Dalam rasa penasaranku yang semakin membara terhadap amal kebaikan Gus Aris ini , aku beranikan diri bertanya lebih jauh . Kali ini pak Syai’in tujuanku. ” Pak , apa amalan Gus Aris ini , kok Allah mengambilnya dengan santun seperti itu ?” . Dalam nafas panjang beliau mulai bercerita bahwa beberapa hari terkahir dia ingat terus kepada Gus Ulya , salah seorang adiknya yang duluan dipanggil Allah .Bahkan dia sempat bilang :” Abah , kayaknya dik Ulya enak ya , mungkin saat ini sudah di syurga .” Terus suatu saat dia ngomong ” Abah , setelah saya pikir – pikir selama ini Allah menyempitkan rejekiku mungkin karena saya yang salah , makanya beberapa waktu yang lalu saya sowan ke kyai di pondok dan menanyakan hal ini pada beliau .Dan ternyata saran pak kyai saya disuruh membetulkan sholat dulu .Jadikan sholatmu sarana untuk menyampaikan hajatmu di hadapan Allah , kebutuhan hamba terhadap Rabb nya dan bukan sekedar menggugurkan kewajiban “. Masih menurut pak Sayiin , setelah itu memang benar , Allah mulai melapangkan rejekinya , bahkan dia sempat menjadi tangan kanan di sebuah perusahaan , walaupun tidak bertahan lama karena Allah keburu memanggilnya.
Sama seperti adiknya , dulu kalau mereka liburan pondok , walaupun laki- laki mereka selalu ”memaksa ” uminya untuk tidak memasak selama mereka di rumah .Mereka berdualah yang memasak sampai liburan habis . Merekalah yang menggantikan suara khas abahnya kalau lagi adzan dan membantu mengajar ngaji untuk anak- anak santri di musholla . Dan jejak itupun saat ini diikuti oleh kedua adiknya yang masih mondok .Hingga suatu saat dia bercerita pada abahnya :” Abah , dulu sebelum dik Ulya dipanggil Allah pernah mengajak saya untuk menghitung biaya sekolah yang dikeluarkan abah mulai dari MI sampai di pondok sekarang . Adik bilang mudah-mudahan Allah menggantinya “.Benar saja , Gus Ulya dipanggil Allah pada saat hendak kembali kepondok setelah meminta maaf kepada ummi dan abinya dan akan menunggunya si syurga kelak . Kecelakaan menjadi cara Allah memanggilnya.
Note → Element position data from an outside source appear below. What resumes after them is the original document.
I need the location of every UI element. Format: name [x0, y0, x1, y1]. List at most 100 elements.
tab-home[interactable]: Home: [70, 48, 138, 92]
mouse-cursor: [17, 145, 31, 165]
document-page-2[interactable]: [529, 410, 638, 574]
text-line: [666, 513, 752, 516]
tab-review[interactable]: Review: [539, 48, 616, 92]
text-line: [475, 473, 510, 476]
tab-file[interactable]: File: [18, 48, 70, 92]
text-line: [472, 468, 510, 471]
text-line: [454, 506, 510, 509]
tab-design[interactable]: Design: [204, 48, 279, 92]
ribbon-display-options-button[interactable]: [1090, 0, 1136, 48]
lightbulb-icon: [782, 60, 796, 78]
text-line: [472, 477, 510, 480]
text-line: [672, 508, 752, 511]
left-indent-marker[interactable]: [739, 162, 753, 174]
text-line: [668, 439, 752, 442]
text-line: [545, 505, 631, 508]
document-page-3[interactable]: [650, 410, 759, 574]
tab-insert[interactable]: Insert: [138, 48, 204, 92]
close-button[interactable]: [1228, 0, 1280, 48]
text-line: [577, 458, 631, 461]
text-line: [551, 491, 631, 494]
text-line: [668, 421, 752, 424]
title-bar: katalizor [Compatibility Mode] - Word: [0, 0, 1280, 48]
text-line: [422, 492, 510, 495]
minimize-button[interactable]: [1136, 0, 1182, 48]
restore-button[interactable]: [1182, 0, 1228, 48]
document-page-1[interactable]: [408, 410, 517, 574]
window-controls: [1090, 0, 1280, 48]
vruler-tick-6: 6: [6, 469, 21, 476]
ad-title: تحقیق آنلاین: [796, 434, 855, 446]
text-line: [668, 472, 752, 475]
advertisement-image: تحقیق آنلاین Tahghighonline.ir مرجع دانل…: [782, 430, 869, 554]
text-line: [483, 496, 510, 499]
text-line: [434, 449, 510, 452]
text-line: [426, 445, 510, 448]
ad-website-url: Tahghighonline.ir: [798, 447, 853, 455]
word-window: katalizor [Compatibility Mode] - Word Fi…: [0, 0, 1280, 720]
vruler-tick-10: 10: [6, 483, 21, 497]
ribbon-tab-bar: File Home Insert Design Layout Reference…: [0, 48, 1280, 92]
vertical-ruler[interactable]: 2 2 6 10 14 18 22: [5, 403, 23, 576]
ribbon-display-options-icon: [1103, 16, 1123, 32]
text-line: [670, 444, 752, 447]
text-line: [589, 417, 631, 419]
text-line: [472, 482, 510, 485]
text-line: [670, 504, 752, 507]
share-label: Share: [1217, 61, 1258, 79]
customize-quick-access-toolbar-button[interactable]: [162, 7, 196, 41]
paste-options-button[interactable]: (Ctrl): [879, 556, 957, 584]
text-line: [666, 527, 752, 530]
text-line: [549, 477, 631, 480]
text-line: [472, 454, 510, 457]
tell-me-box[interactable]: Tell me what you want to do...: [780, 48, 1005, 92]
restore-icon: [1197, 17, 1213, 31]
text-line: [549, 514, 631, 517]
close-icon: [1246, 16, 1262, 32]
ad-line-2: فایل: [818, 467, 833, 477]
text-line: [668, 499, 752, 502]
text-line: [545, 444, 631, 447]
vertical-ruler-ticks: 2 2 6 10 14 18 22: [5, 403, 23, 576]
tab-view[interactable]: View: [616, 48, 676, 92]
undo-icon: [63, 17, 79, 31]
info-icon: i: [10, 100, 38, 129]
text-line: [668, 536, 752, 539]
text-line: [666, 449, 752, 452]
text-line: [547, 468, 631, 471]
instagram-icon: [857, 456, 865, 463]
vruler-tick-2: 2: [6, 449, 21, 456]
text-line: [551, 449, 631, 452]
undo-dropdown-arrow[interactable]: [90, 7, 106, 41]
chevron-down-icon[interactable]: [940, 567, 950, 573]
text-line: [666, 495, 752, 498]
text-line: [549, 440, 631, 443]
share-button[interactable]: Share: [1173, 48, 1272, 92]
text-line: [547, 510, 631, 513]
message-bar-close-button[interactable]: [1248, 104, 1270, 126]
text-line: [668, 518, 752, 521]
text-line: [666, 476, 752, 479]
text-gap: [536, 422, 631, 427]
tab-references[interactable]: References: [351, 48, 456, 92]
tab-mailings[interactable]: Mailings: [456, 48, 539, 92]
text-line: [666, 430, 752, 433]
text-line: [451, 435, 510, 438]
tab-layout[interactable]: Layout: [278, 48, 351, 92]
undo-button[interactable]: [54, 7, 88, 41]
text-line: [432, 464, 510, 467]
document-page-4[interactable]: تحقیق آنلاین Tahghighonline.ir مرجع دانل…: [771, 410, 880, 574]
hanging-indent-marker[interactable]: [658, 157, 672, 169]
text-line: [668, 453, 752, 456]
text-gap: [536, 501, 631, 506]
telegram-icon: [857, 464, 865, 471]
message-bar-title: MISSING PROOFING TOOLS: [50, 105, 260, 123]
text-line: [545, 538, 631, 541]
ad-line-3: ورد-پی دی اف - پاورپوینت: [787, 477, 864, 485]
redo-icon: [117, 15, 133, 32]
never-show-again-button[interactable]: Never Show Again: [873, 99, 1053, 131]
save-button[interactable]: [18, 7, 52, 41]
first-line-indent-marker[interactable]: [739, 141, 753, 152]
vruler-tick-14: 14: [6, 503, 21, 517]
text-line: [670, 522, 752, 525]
Calon hafidz Qur’an itu dipanggil Allah dalam perjalanan jihad untuk menuntut ilmu .Mudah – mudahan syahid … Benar saja santunan dari asuransi dan sumbangan dari para sopir yang kebetulan berada disekitar lokasi kecelakaan itu persis sama dengan yang dihitung kakak beradik itu. Salah satu yang membuat pak Syai’in dan istrinya teringat adalah mereka berdua tidak pernah meminta jatah bulanan untuk pondok melebihi jatah bulanan biasa , walaupun seribu rupiah . Kalau ditanya selalu biilang cukup . Padahal menurut salah satu adikku yang kebetulan satu pondok dengannya , dalam kondisi banyak kebutuhan di pondok , mereka memilih puasa agar tidak menambah beban kedua orang tuanya.
Semakin panjang cerita pak Syai’in semakin membuatku iri dan penasaran.Mudah – mudahan tidak salah penilaianku bahwa keluarga ini memang keluarga yang dekat dengan Allah . Beberapa hari sebelum sang kakak dipanggil Allah dalam mimpinya pak Syai’in berjalan – jalan di sebuah taman yang belum pernah dilihatnya. Kemudian salah seorang penjaga taman itu menawari pak Syai’in untuk melihat – lihat rumah anaknya . Ditolaknya permintaan tersbut karena pak Syai’in yakin putranya tidak mepunyai rumah disitu. Sang penjagapun memaksa beliau untuk masuk dan ternyata anaknya sedang tidur pulas dirumah yang indah tersebut . Sembari membetulkan letak kepala anaknya di bantal yang kelihatan pulas sekali , beliau mengamati indahnya rumah tersebut.Sungguh belum pernah dibayangkan apalagi dilihatnya . Masya Allah . Dan sehari sebelum sang kakak dipanggil Allah , pada saat sholat beliau sempat sekilas melihat Gus Ulya menggandeng tangan Gus Aris . Dan sungguh aku iri pada kalian berdua . Dan mudah – mudahan Allah memanggilku kelak dalam keadaan syahid atau sedekat-dekatnya hamba dengan Rabb nya .Maka ijinkanlah ……..aku iri pada kalian.